Betrachten wir in diesem Zusammenhang Menschen als "reale Figuren", so können wir bislang behaupten, dass diese in der Lage sind, sich in virtuellen Welten bewegen zu können, während virtuelle Objekte wie Computerfiguren höchstens in reale, materiale Welten projiziert werden können.3 Diesbezüglich drängen sich zwangsläufig Fragen auf wie jene, ob ein vollsynthetischer Avatar nun ein Objekt, ein Ding, eine Sache, eine latente Identität oder ein künstlicher Gegenstand ist.

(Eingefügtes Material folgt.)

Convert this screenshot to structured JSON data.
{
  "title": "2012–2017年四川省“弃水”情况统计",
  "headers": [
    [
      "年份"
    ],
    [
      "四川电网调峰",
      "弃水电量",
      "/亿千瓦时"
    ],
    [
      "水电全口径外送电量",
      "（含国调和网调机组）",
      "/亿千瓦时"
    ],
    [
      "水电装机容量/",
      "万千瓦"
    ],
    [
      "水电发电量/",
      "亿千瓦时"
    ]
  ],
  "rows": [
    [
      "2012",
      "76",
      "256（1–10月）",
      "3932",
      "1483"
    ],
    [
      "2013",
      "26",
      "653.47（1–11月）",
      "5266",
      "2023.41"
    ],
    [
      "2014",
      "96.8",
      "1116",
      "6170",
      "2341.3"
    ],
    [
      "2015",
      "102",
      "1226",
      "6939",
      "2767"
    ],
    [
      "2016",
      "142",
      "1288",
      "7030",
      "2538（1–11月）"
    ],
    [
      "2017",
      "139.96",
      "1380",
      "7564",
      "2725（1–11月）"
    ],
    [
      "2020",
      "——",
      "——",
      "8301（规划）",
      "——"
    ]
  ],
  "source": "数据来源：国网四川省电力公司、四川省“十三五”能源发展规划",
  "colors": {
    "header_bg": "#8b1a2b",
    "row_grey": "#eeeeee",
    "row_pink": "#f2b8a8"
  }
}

Um dies zu klären, ist eine umfangreiche und systematische Untersuchung unerlässlich. Ob hingegen eine real existierende, eingescannte Person, die nun als Computerfigur animiert, kontrolliert und manipuliert wird, einen anderen Status einnimmt oder eventuell als Person zur ethischen Problemstellung wird, ist bislang ungeklärt. Es ist keinesfalls unerheblich, ob einer Computerfigur zukünftig Objekt- oder Subjektstatus zugesprochen wird. Vielleicht gehören Computerfiguren auch einem "Zwischenreich" an, welches jenseits der Aufspaltung der Welt von Subjekt- oder Objektdifferenzierung existiert.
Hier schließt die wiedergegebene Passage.